I heard complaints about the volume. Volume has always increased on down moves and lightened up on up moves. It's been that way for years. And to call Tuesday's volume light seems incorrect to me. Here is a chart of Nasdaq with volume. Does that look like light volume to you? It was higher than Monday's down day and pretty much in line with the last two weeks.
Another complaint was the banks didn't participate. They didn't. The banks have been awful for weeks now. But one thing has changed. Weeks ago everyone loved them. Can you remember the last time you heard someone on television recommending the banks? They wouldn't dare. Yet Bank Index was red in the morning and reversed late in the day to close near the highs. I think the Banks deserve an oversold rally.
There were other complaints too but let's remember we're oversold. That doesn't change just because we rallied one day. It's still too far away to peg closely but the Oscillator looks as though it won't get overbought until around Friday, October 26.
This doesn't mean we will rally every single day between now and then but it means the momentum is with the upside while we're still oversold.
The Hi-Lo Indicator only just fell under 15% late last week. Nasdaq's only did so this week. The NYSE is now at 8% and Nasdaq is at 11%. That's still oversold.

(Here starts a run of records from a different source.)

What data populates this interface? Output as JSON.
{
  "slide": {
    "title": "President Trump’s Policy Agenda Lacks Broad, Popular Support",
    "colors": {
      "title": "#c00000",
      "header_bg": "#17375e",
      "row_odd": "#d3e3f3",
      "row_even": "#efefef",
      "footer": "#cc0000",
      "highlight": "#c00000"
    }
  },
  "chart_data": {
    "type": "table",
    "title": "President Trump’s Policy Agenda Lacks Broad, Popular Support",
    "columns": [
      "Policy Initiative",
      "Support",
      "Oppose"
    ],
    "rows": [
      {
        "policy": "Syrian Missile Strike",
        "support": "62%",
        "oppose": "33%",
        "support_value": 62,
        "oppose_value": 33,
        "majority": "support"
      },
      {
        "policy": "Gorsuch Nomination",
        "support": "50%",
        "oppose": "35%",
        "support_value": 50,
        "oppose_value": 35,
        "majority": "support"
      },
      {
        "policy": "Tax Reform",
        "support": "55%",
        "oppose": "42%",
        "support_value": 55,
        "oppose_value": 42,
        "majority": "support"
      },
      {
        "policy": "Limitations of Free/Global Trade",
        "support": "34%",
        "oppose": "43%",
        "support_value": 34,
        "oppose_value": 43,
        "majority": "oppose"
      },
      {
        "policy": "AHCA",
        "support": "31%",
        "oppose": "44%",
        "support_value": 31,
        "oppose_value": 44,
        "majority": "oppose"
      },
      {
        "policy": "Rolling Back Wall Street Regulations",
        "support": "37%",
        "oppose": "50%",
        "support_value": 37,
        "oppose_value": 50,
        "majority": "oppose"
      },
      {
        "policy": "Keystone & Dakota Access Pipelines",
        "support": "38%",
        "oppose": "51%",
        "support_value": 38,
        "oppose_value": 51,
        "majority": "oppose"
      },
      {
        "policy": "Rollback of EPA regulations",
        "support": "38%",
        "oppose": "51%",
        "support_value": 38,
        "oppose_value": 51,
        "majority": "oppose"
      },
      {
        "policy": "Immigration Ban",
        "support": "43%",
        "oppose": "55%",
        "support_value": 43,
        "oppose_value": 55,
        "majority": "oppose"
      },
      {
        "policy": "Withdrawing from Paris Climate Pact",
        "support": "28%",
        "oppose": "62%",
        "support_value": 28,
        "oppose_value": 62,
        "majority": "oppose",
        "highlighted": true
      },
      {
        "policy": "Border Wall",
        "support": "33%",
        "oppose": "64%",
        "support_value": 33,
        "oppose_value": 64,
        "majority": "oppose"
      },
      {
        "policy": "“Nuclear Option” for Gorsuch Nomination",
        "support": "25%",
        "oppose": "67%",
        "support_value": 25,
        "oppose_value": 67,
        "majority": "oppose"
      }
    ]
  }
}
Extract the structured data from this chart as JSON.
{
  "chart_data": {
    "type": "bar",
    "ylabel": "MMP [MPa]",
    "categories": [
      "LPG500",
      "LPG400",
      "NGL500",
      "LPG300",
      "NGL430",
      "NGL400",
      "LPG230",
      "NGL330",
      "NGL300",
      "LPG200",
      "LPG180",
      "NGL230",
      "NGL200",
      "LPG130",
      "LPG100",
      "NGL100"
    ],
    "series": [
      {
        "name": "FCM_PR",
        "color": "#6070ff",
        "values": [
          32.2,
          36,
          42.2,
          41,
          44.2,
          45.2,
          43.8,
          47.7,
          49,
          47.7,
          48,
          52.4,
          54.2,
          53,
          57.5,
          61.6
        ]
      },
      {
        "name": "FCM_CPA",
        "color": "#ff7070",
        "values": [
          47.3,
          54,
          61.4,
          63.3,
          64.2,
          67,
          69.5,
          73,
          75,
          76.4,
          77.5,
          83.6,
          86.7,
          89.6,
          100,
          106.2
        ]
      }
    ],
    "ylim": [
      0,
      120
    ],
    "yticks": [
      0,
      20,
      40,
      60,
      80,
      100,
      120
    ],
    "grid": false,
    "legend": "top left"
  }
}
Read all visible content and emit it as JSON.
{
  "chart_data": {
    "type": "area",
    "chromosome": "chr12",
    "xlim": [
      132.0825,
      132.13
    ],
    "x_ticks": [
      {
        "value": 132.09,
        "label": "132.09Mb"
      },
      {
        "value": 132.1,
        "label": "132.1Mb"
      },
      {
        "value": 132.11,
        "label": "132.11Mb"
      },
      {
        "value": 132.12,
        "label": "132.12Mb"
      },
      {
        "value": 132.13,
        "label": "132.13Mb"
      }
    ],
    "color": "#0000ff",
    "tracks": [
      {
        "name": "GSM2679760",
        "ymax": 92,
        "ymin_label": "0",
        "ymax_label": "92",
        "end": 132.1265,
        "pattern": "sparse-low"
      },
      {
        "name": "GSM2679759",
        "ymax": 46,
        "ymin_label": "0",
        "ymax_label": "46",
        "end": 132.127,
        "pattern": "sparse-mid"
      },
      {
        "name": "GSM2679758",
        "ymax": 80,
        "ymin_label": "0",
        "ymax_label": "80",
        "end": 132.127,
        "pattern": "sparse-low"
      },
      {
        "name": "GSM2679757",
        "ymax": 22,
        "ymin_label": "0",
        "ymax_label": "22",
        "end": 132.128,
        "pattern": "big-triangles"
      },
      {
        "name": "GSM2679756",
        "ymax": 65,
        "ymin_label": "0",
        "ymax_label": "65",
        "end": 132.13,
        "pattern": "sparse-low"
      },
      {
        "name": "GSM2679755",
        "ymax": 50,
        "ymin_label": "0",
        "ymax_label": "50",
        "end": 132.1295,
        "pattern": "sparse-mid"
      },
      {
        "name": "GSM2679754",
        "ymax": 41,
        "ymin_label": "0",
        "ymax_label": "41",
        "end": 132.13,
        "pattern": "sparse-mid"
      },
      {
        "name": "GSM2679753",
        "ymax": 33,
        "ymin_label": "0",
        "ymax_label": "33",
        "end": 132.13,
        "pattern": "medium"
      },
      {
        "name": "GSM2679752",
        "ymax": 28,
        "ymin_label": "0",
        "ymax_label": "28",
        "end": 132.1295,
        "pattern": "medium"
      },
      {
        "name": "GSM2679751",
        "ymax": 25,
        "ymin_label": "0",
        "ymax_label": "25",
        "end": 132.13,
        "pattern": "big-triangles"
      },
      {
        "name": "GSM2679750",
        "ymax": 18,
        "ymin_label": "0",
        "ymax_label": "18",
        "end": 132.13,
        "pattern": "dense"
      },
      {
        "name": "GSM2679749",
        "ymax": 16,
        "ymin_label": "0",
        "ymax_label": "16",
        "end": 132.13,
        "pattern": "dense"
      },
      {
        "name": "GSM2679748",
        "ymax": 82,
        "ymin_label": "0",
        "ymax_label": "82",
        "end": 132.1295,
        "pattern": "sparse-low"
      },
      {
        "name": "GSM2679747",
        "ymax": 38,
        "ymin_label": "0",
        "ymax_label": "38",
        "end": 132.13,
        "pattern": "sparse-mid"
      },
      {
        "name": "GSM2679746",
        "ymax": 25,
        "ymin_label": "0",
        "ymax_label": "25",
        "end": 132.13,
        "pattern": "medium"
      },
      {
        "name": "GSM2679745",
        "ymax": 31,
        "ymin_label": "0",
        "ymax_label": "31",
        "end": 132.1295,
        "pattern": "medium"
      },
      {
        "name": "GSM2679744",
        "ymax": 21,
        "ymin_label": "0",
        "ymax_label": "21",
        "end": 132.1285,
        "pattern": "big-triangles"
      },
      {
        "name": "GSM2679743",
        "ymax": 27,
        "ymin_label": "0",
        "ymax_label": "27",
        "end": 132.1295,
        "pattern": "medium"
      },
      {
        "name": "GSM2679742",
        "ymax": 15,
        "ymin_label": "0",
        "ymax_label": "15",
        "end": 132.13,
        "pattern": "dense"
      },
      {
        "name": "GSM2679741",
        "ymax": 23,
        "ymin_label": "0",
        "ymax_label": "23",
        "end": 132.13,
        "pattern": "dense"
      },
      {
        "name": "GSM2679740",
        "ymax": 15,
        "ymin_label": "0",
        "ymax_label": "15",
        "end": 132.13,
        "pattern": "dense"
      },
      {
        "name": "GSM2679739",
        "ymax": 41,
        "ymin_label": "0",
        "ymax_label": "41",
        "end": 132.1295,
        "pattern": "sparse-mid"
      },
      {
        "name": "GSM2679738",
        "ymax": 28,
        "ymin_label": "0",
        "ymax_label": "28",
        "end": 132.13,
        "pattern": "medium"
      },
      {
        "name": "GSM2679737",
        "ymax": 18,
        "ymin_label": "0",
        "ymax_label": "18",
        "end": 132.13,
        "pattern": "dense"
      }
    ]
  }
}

Breadth was the best we've seen in about 18 months. In fact, the McClellan Summation Index which has been in a downtrend for months, but most notably fell off a cliff six weeks ago needed a net differential of +2,600 advancers minus decliners to reverse as of Tuesday morning. It now only needs +300. That is within reach.
The 10-day moving average of the put/call ratio has finally pushed itself up into higher ground. It has not yet rolled over. I still expect it will do so later this week.
Finally I would point out that the day started out with the small caps lagging but at the end of the day they had outperformed for the second day in a row. We haven't seen a move like that in the ratio since mid-August. But in mid August the ratio wasn't at the bottom of the range. Now it is.
The charts still look bad. But as I have said bad charts turn good and good charts turn bad. I doubt we'll see a rally every single day but we're still oversold so the declines should give us another rally attempt.